I then woke up.......weird........ :silly:
 
a very weird dream - perhaps at some point you have briefly thought that a band might be a way forward for you

as for the workplace - say nothing - let them notice the weight going without you saying a word - as for that vest can you take it to the loo next time you go and try it on in there in private and hopefully it will be too big and you can sit and alter it during your lunch break

those items of clothing really will fit you soon I was a big 18 at Christmas - if I am honest I was really a size 20 this week I am sat here in a size primark 14 - so it is very doable for you too

dont let others put you off - you are not doing for them and at the end of the day what they think doesnt matter - you are going to be so healthy - far more so than your petite (but likely over weight) colleague
 
I'm hoping to sneak the vest home without anyone commenting on why. Bit hard as it is bright yellow and sits over the back of my chair in full view, but when I was given it I was told - you might want to wash it as it has been worn before. I wasn't going to bother (only used in fire drills etc) but might say tomorrow I'm going to wash it as it's been sat behind someone elses desk for months at a time and is probably a bit dusty.
 
good idea and it would be so great to get a needle and cotton out at work to alter it :):) how good will that make you feel :)
 
currently sipping golden vegetable 'soup'. That stuff has been the difference between me going mad with having nothing from 12pm to around 9pm and staying on track.

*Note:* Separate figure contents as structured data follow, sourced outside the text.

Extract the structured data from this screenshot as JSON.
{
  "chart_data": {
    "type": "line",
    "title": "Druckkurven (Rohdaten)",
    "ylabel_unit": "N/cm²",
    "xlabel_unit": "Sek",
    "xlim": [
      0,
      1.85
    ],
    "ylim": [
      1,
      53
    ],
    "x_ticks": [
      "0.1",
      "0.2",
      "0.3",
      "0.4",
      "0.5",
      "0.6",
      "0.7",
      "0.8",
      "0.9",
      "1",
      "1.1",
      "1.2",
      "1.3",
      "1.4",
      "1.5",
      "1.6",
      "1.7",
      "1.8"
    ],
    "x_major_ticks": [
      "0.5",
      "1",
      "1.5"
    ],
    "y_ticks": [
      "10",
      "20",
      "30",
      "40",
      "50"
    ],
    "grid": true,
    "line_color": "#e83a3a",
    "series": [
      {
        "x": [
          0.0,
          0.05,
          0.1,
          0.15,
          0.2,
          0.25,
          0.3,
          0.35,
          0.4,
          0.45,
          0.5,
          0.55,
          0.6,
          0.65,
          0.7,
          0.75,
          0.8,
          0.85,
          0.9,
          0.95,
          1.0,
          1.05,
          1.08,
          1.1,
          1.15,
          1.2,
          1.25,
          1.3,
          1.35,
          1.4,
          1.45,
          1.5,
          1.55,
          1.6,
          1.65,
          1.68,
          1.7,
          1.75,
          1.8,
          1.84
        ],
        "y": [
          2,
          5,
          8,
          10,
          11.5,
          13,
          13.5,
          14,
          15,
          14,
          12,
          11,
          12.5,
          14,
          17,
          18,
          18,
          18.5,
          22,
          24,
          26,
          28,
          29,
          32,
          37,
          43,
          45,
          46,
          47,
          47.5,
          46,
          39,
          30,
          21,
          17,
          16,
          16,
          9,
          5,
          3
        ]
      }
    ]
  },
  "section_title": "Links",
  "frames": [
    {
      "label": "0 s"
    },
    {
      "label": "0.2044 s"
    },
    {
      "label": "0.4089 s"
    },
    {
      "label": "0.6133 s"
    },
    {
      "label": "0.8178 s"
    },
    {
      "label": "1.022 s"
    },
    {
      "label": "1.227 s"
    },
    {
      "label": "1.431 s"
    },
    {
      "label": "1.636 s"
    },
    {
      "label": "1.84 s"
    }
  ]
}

Forgot to bring the vest home. Ah well, plenty of time to do that next week.

Popped to the supermarket for some salad to go with OH's dinner. I had to whizz my bracelet round a few times to keep me focused at the till when all the chocolate was in front of me, but I was fine.

Avoided Mars Celebrations at a meeting today. They were at the other end of the table and nobody had any until the break so I just went to the loo and got more water so I couldn't see people munching them.

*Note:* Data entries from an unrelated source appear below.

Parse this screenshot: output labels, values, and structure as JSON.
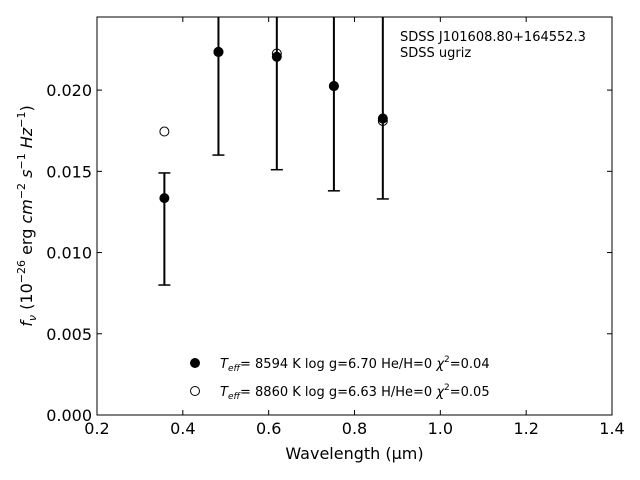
{
  "chart_data": {
    "type": "scatter",
    "xlabel": "Wavelength (μm)",
    "ylabel": "f_ν (10^-26 erg cm^-2 s^-1 Hz^-1)",
    "xlim": [
      0.2,
      1.4
    ],
    "ylim": [
      0.0,
      0.0245
    ],
    "x_ticks": [
      "0.2",
      "0.4",
      "0.6",
      "0.8",
      "1.0",
      "1.2",
      "1.4"
    ],
    "y_ticks": [
      "0.000",
      "0.005",
      "0.010",
      "0.015",
      "0.020"
    ],
    "grid": false,
    "annotation": [
      "SDSS J101608.80+164552.3",
      "SDSS ugriz"
    ],
    "observed": {
      "marker": "filled-circle",
      "points": [
        {
          "x": 0.357,
          "y": 0.01335,
          "err_low": 0.008,
          "err_high": 0.0149
        },
        {
          "x": 0.483,
          "y": 0.02235,
          "err_low": 0.016,
          "err_high": 0.03
        },
        {
          "x": 0.619,
          "y": 0.02205,
          "err_low": 0.0151,
          "err_high": 0.03
        },
        {
          "x": 0.752,
          "y": 0.02025,
          "err_low": 0.0138,
          "err_high": 0.03
        },
        {
          "x": 0.866,
          "y": 0.01825,
          "err_low": 0.0133,
          "err_high": 0.03
        }
      ]
    },
    "series": [
      {
        "marker": "filled-circle",
        "legend": {
          "teff_label": "T",
          "teff_sub": "eff",
          "text": "=  8594 K  log g=6.70  He/H=0",
          "chi_text": "=0.04"
        },
        "values": [
          [
            0.357,
            0.01335
          ],
          [
            0.483,
            0.02235
          ],
          [
            0.619,
            0.02205
          ],
          [
            0.752,
            0.02025
          ],
          [
            0.866,
            0.01825
          ]
        ]
      },
      {
        "marker": "open-circle",
        "legend": {
          "teff_label": "T",
          "teff_sub": "eff",
          "text": "=  8860 K  log g=6.63  H/He=0",
          "chi_text": "=0.05"
        },
        "values": [
          [
            0.357,
            0.01745
          ],
          [
            0.483,
            0.02235
          ],
          [
            0.619,
            0.02225
          ],
          [
            0.752,
            0.02025
          ],
          [
            0.866,
            0.0181
          ]
        ]
      }
    ],
    "legend_position": "lower-center"
  }
}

Had a naughty sneaky peak on the scales and I am really hoping it stays anywhere near what it said today!!
 
Well done for resisting choc's, I have been very week this week so i probably would of caved in.

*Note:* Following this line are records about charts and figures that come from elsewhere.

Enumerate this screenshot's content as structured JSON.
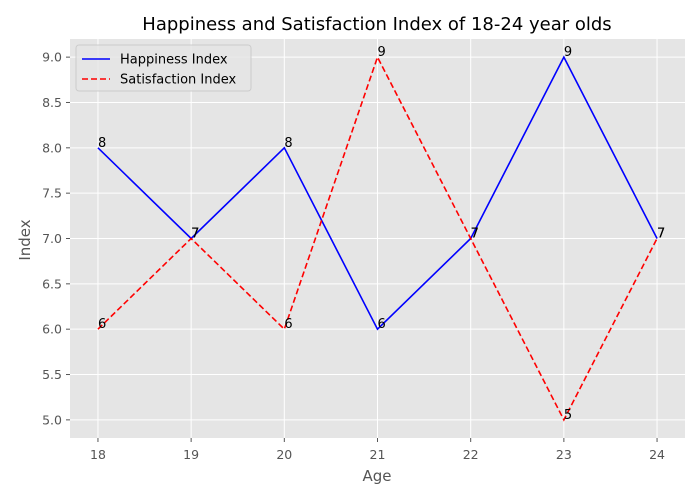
{
  "chart_data": {
    "type": "line",
    "title": "Happiness and Satisfaction Index of 18-24 year olds",
    "xlabel": "Age",
    "ylabel": "Index",
    "x": [
      18,
      19,
      20,
      21,
      22,
      23,
      24
    ],
    "xticks": [
      "18",
      "19",
      "20",
      "21",
      "22",
      "23",
      "24"
    ],
    "xlim": [
      17.7,
      24.3
    ],
    "ylim": [
      4.8,
      9.2
    ],
    "yticks": [
      "5.0",
      "5.5",
      "6.0",
      "6.5",
      "7.0",
      "7.5",
      "8.0",
      "8.5",
      "9.0"
    ],
    "ytick_values": [
      5.0,
      5.5,
      6.0,
      6.5,
      7.0,
      7.5,
      8.0,
      8.5,
      9.0
    ],
    "grid": true,
    "legend_position": "upper-left",
    "background": "#e5e5e5",
    "series": [
      {
        "name": "Happiness Index",
        "values": [
          8,
          7,
          8,
          6,
          7,
          9,
          7
        ],
        "labels": [
          "8",
          "7",
          "8",
          "6",
          "7",
          "9",
          "7"
        ],
        "color": "#0000ff",
        "line_style": "solid"
      },
      {
        "name": "Satisfaction Index",
        "values": [
          6,
          7,
          6,
          9,
          7,
          5,
          7
        ],
        "labels": [
          "6",
          "7",
          "6",
          "9",
          "7",
          "5",
          "7"
        ],
        "color": "#ff0000",
        "line_style": "dashed"
      }
    ]
  }
}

I have little comments said around the office re fat people and like you they aren't said directly to me but it does hurt.

Good luck x x
 
well done for resisting the chocs in work and the choc at the supermarket too - you are doing so well on staying focussed
good luck with the scales staying the same or even lower - what day is weigh in (sorry I cant remember)
H xx
 
I'm a Sunday morning weigh in.....it's weird to think I'm nearly at my 3rd WI and there's a chance I will have lost over 20 pounds already. Part of me doesn't quite 'get' that yet as by this stage I would have lost 6 or 7 pounds on Slimming World. I think it's because I'm not yet seeing any visual difference that my brain is having an issue with realising I've lost the same amount in nearly 3 weeks that it would probably take me 9 or 10 weeks to do with SW.